Didactitienne de la géographie reconnue pour ses différents travaux sur les paysages, Christine Partoune s’attache, dans cet ouvrage, à montrer les multiples enjeux et bénéfices d’un apprentissage de l’espace « hors les murs ».
Les propositions contenues dans le livre se justifient pour l’auteure par la mauvaise alchimie entre un carcan scolaire certain (on travaille dans une salle de classe et les disciplines sont traditionnellement cloisonnées) et des évolutions sociétales amenant à la sédentarité (on joue moins dehors que dedans car le tout numérique n’invite plus à le faire et en même temps, l’espace, urbanisé, est devenu dangereux, avec ses chauffards et ses pédophiles). La conséquence se manifeste, chez l’enseignant, par un paradoxe : on aimerait sortir car on ne doute pas des bienfaits de la mobilité sur les plans cognitif, psychomoteur et relationnel mais on a peur de le faire (regard inquisiteur des parents, météo défavorable, crainte de ne pas gérer le groupe classe).
Les milieux sont pourtant riches et variés (par élargissement spatial, on trouve : l’environnement immédiat, le milieu local et les milieux extraordinaires) avec, pour chacun, avantages et inconvénients, mais surtout de nombreuses pistes d’exploitation. On trouve, pages 108 et 109, une copieuse liste de « portes d’entrée pour mener des investigations de terrain » : situation-problème, action, observation d’un phénomène naturel, mission d’expertise, déambulation libre, immersion, expression des représentations…avec l’idée forte, pages 56-57, que les allers-retours sur le même terrain sont tout aussi riches : pour voir les changements de paysage, pour vérifier une hypothèse ou reprendre une observation incomplète, pour observer l’évolution d’un phénomène à différents stades…

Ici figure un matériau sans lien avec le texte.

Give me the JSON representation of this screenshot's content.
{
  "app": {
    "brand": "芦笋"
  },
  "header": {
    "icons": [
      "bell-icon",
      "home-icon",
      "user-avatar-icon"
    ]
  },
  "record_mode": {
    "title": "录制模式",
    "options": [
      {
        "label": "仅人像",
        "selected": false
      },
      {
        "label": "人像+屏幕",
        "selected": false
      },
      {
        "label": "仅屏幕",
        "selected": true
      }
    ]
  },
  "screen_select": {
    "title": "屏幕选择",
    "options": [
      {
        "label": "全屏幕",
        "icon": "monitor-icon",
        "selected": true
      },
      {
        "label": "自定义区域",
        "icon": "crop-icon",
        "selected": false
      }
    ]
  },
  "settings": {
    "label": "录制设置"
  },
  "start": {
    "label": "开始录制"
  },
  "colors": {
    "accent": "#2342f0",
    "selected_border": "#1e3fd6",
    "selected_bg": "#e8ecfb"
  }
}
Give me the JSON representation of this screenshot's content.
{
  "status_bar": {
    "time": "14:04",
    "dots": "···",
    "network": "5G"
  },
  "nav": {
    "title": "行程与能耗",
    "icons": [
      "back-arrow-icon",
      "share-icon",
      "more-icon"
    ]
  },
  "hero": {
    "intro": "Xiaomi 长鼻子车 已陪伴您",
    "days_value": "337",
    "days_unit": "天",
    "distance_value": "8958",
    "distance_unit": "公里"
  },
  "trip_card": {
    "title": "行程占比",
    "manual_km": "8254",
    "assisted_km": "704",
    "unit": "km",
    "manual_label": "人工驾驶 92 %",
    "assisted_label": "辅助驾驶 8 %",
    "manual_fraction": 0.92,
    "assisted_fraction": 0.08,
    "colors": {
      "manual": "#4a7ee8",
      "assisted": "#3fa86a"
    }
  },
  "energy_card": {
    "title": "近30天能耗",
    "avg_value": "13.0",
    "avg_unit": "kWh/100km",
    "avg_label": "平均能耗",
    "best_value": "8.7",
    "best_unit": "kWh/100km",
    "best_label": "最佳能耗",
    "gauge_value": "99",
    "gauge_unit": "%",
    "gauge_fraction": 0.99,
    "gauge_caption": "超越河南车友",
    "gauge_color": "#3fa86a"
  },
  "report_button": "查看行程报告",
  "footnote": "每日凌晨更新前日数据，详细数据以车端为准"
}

L’ancrage de ces démarches trouve place dans des contenus relatifs à l’environnement, à « l’éducation relative à/par/pour l’environnement » pour reprendre les pincettes sémantiques évoquées dans l’ouvrage et qui se justifient par le fait que beaucoup a déjà été fait dans le cadre de l’éducation non formelle et qu’il serait bon d’inverser la tendance : attaquer les programmes et la formation des enseignants, aller vers le « prescrit » et non le « préconisé ».
Le livre s’arrête également sur les profils des étudiants, futurs professeurs : ils sont ici décrits comme des urbains, rurbains, hyperconnectés à l’intérêt fluctuant, aux carences scientifiques avérées et à la fatigabilité grande en sortie…l’une des causes est-elle à rechercher tout simplement dans un passé d’élève étant peu/pas sorti ? Divers dispositifs pédagogiques sont présentés pour justement répondre à ces manques dont certains sont très détaillés comme l’apprentissage par le « service communautaire » ou encore « l’écostage ».
Ce qui ressort de commun à l’examen de ces dispositifs tient à quelques grands principes qui interrogent la didactique : les curriculum actuels apparaissent trop fractionnés et ne permettent pas de construire les choses sur un temps suffisamment long, il vaut mieux investir dans un minimum de concepts pour les maîtriser que de vouloir en faire trop, la rencontre des enseignants-formateurs de culture « sciences de l’éducation » et de culture dite « d’éveil » pour reprendre le terme belge est également souhaitable.
Au final, il s’agit là d’un ouvrage déjà très agréablement présenté dans sa maquette colorée et aérée mais surtout riche d’un état de l’art international et de méthodes variées (observations participantes, enquêtes diverses, recueil de témoignages d’étudiants…).
On pourra trouver que l’ancrage sur la dimension nature-géosciences le fait passer à côté de certains pans de la géographie (tout ce qui touche à la structure de la ville intramuros, aux mobilités, aux aménagements urbains…) mais c’est ici le choix de l’auteure. On pourra regretter aussi la (trop ?) grande exigence de l’auteure sur les conceptions et le raisonnement scientifiques des étudiants futurs enseignants à qui on ne peut pas trop en vouloir au vu d’une certaine baisse du niveau général de connaissances…d’autant que l’ouvrage n’apporte pas les correctifs à ces conceptions erronées.
Enfin, signalons trois coquilles si l’ouvrage est amené à être réimprimé : p 156, la baie de « Wissant » et non « Wuissant » dans le Pas de Calais ; p 201, le tableau comporte deux fois le terme « œuvre » dans l’expression « mise en œuvre » ; p 174, François Audigier est le didacticien de Genève et non l’historien de Metz.